Whereas the former, perhaps due to the fact that this is another MRC-based organization, was for free and, once invited for the interviews, both accommodation and travel expenses got reimbursed, the on-line application to the university cost £25. What’s more, outdated as it may sound, I had to (quickly) send a paper copy of all the papers and forms I had already electronically sent to them through the post: this means I had to ask my refs not only to send their reference letters via email, but also to print them out, put 3 (!) copies in a sealed envelop (together with 3 copies of other documents I had to fill in and make them sign). Those envelops had to be ridiculously signed on the outside, just  across the seal, and the signature was to be protected with a bit of sticky tape. All these complicated procedures were meant to prevent anyone (me?) from forging the precious content and to keep it secret to me (ha ha ha!).
MRC LMB - Addenbrooke's Hospital
Nevertheless, although pathetically old-fashioned, Cambridge was rather quick in letting me know the (negative) outcome of my application and the LMB was very kind throughout my staying at Addenbrooke’s for the interview. All things considered, thus, I may still look at them for a PostDoc.
Interview Day
Sadly (?), I cannot say the same for the rival counterpart: Oxford. Sure, their £25 on-line application system is simpler, more user-friendly, incredibly quicker to complete and it doesn’t even require a paper submission afterwards.
However, unlike my interview at LMB, I have no photograph of Oxford to show you as my interview was over the phone. I know this is not that unusual, but it still sounds idiotic to me (and I really do mean that!).
Even more infuriating was their timing. On leaving Addenbrooke’s, I was told a final decision would have been taken shortly and, whatever the outcome, they would have contacted me no later than a certain day (two weeks time, to be precise): I was told the result one before the deadline.

It took Oxford (dep. of biochemistry) more than a month to come up with an answer: by that time (interview on February 29, no news until April 3), I had already gone through my interview at Imperial, accepted it and submitted all the official papers to the MRC. To make things worse, after my phone interview (which doesn’t really give you any opportunity to know anything about the group and place you might join) I was told they would have informed me “at least within a week”.

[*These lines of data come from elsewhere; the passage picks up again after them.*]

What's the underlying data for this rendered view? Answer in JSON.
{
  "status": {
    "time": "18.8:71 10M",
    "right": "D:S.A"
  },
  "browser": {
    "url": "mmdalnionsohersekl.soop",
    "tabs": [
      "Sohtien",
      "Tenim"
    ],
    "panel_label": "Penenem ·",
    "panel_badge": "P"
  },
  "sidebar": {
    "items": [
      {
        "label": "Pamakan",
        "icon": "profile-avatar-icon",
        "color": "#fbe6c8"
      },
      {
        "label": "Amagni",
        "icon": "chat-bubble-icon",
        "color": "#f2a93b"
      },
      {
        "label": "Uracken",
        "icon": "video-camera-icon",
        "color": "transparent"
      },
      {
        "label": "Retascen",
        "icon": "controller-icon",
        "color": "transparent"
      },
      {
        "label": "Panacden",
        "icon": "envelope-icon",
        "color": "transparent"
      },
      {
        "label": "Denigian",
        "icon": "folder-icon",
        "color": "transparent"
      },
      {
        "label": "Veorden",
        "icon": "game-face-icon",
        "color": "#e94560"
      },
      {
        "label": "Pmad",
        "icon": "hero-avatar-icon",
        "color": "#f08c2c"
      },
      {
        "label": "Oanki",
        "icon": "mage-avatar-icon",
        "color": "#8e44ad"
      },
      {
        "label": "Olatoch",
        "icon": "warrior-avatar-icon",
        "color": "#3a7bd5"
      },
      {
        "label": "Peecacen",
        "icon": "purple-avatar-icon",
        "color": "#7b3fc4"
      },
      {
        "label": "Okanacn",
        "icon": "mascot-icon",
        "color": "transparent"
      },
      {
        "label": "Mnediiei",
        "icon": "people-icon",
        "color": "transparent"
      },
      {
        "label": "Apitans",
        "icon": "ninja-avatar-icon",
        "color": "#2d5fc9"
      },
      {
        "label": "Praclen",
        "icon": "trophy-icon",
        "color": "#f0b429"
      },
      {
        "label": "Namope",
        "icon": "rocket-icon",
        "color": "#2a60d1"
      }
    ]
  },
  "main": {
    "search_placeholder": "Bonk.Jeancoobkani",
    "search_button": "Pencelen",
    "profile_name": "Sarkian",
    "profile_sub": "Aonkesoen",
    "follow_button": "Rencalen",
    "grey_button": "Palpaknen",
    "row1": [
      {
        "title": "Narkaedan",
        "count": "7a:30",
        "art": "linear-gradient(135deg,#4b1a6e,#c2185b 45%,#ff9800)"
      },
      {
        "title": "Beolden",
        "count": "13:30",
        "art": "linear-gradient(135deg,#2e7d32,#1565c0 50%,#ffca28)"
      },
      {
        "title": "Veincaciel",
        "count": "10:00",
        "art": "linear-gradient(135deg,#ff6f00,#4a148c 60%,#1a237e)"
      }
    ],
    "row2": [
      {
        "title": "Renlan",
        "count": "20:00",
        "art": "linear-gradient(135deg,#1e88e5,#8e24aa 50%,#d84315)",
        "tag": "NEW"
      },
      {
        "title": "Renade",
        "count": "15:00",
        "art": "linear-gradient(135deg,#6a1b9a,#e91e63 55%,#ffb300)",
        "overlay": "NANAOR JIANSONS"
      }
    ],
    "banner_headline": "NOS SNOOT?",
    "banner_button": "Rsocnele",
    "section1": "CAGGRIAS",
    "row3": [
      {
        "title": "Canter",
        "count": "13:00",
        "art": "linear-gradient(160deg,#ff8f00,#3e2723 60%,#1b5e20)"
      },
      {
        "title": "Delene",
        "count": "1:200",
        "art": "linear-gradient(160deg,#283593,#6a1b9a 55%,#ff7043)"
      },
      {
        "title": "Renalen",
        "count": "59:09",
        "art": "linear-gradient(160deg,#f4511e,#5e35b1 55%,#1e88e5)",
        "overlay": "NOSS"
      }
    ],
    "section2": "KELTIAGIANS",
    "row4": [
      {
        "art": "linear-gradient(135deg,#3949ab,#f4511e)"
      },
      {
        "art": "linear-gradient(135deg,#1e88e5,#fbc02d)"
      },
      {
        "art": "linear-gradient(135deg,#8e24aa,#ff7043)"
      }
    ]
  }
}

Therefore, I can already tell you The Euchromatic Blog will be hypercritical to Oxford University.

It’s important, anyhow, to make absolutely clear that the position I’ve got is, by a large margin, the best one from many points of view (the only drawback is that I’d have liked to live in small, peaceful and full-of-students Cambridge rather than in a huge city such as London). I applied to LMB mostly because of its fame and then turned to Oxford and Imperial for opposite reasons: the former to try both sides of Oxbridge, the latter because of the project itself. In fact, I haven’t talked about the other successful applications I turned down because fortunately already with a gorgeous project in my hands (which means I won't go to Switzerland...).